The Hate U Give – Review

By: Joanne Jean
The Hate U Give – Review

The Hate U Give is a thought-provoking, family-friendly, PG-13 film currently in theaters. Based on the young adult novel by best-selling author Angie Thomas, the movie stars Amandla Stenberg playing as the protagonist Starr Carter, who lives a double-life. Living in the neighborhood Garden Heights, an impoverished area considered “the hood” while enrolled in Williamson Prep, a predominately white private high school creates tension and division in her life. The film tackles police brutality and white privilege all while maintaining comedic and dramatic tones.

The story is told through Starr who is childhood friends with Khalil, a young black boy who is slain during a regular traffic stop. Khalil and Starr run into each other at a late night party and end up leaving together, unaware that this first encounter in years will be their last.

The movie addresses double standards that lie within society regarding interactions with police. The film questions how black children must be trained to act around cops to ensure their own life and safety amongst an official who is designated to secure it. It is also seen within a conversation Starr has with her uncle who is also a police officer. Both discuss and conclude that if Khalil was white, the brush he picked up from the driver’s seat would not have been mistaken for a gun. This stems from the stereotypes and stigmas black people carry on their shoulders the second they step outside their homes and institutions into the real world.

After the incident with Khalil, Starr begins to question her identity more than ever. She believes she is too black for her white counterparts, yet simultaneously too white for her black ones, torn between her two worlds. Challenging her relationships at Williamson, Starr begins realizing that her friends don’t actually know her, or at least the Starr she hides. This blooms her transformation in becoming more open and unapologetic with her blackness and all the struggles that accompany it.

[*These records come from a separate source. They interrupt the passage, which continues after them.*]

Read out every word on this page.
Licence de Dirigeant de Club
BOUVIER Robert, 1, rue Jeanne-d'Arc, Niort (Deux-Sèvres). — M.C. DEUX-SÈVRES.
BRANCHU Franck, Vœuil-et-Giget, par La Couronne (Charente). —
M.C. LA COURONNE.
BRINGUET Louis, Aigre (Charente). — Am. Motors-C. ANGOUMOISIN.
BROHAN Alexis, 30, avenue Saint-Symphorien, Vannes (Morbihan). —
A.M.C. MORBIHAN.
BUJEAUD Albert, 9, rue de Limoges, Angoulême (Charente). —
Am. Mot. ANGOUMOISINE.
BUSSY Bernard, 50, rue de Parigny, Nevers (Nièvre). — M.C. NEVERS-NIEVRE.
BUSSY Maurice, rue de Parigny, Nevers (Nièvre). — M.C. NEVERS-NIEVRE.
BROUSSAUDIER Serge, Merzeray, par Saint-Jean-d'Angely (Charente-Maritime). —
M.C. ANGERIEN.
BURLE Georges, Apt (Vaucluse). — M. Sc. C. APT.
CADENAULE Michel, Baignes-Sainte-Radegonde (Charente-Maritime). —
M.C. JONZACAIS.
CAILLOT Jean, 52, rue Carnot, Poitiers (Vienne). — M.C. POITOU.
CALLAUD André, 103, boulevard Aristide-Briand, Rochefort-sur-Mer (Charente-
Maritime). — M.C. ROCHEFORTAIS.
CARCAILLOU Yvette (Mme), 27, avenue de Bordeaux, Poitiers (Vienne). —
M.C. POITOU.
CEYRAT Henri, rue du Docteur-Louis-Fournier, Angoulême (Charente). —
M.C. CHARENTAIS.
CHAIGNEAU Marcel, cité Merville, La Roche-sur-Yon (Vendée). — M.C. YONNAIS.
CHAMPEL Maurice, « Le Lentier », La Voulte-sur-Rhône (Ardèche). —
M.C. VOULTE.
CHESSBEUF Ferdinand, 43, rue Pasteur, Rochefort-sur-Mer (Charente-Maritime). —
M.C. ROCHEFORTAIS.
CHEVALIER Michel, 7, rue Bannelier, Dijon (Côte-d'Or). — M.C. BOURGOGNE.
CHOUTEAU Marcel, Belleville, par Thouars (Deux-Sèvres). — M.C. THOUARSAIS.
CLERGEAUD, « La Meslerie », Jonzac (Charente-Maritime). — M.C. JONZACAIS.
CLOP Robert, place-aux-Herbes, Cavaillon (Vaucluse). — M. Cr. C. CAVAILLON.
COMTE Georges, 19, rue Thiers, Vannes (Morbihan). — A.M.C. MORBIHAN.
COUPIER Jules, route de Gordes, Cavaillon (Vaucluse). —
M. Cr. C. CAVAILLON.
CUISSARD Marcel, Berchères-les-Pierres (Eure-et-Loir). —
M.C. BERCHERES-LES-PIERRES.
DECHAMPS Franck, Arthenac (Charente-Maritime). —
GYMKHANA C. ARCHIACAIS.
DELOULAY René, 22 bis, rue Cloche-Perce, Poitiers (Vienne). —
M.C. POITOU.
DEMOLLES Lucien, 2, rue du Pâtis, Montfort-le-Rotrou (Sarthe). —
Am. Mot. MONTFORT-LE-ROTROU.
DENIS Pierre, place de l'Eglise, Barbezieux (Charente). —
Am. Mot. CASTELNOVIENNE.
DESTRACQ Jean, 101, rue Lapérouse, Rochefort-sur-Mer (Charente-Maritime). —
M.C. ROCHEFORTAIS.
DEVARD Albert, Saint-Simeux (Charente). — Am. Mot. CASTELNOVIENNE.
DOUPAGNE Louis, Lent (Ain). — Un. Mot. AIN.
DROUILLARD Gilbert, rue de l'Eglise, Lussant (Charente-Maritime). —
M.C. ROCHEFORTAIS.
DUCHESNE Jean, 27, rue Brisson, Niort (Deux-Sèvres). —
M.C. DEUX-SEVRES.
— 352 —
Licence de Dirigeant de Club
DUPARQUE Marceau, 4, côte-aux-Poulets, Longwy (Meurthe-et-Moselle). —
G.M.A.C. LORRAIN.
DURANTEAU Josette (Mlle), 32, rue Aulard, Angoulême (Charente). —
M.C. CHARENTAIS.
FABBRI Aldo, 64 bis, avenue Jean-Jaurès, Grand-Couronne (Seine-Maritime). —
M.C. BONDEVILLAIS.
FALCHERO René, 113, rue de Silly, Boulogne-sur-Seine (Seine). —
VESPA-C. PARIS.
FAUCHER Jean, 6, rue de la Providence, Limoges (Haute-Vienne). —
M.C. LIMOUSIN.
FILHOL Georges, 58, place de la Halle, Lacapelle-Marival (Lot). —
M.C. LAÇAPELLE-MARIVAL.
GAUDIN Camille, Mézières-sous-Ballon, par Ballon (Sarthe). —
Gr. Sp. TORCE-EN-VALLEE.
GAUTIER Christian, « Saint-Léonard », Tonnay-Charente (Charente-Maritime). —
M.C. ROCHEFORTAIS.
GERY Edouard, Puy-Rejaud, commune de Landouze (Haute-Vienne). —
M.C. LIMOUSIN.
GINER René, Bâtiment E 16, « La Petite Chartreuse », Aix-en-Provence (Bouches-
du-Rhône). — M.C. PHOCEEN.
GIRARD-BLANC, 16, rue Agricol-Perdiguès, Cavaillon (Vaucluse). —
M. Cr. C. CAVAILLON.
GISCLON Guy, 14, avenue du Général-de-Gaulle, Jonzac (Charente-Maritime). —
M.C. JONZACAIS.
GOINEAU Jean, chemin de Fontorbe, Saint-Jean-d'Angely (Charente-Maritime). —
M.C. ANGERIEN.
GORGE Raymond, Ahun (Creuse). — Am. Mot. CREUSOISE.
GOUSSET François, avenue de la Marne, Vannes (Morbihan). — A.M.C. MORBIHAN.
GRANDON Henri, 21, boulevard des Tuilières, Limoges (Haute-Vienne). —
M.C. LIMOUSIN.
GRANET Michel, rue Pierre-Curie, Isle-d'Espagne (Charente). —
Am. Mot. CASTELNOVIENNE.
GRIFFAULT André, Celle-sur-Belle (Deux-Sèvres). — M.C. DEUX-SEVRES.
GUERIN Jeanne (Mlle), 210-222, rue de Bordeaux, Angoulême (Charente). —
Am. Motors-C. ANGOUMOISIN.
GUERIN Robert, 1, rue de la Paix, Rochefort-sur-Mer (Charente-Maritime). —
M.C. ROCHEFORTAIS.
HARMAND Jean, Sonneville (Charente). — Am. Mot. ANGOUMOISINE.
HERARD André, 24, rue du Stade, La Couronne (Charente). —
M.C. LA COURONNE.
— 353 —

During Khalil’s posthumous trial, the media and authorities made it their effort to paint Khalil as the criminal he wasn’t, asking Starr if he sold drugs or was in possession of any at the time of his arrest while avoiding significant questions about the actual murder. Despite these being fictional characters the hardships characters portrayed is a reality for a majority of Black Americans today here in the U.S. The color of his skin served as his attorney even after life didn’t give him a chance to have one.

The Hate U Give is an important movie for today, tomorrow and the years to come. Until police brutality is diminished and the Black Lives Matter movement is respected, movies and shows of this attitude will continue to be produced to inform and serve justice for communities that aren’t given the privilege they deserve in their own country.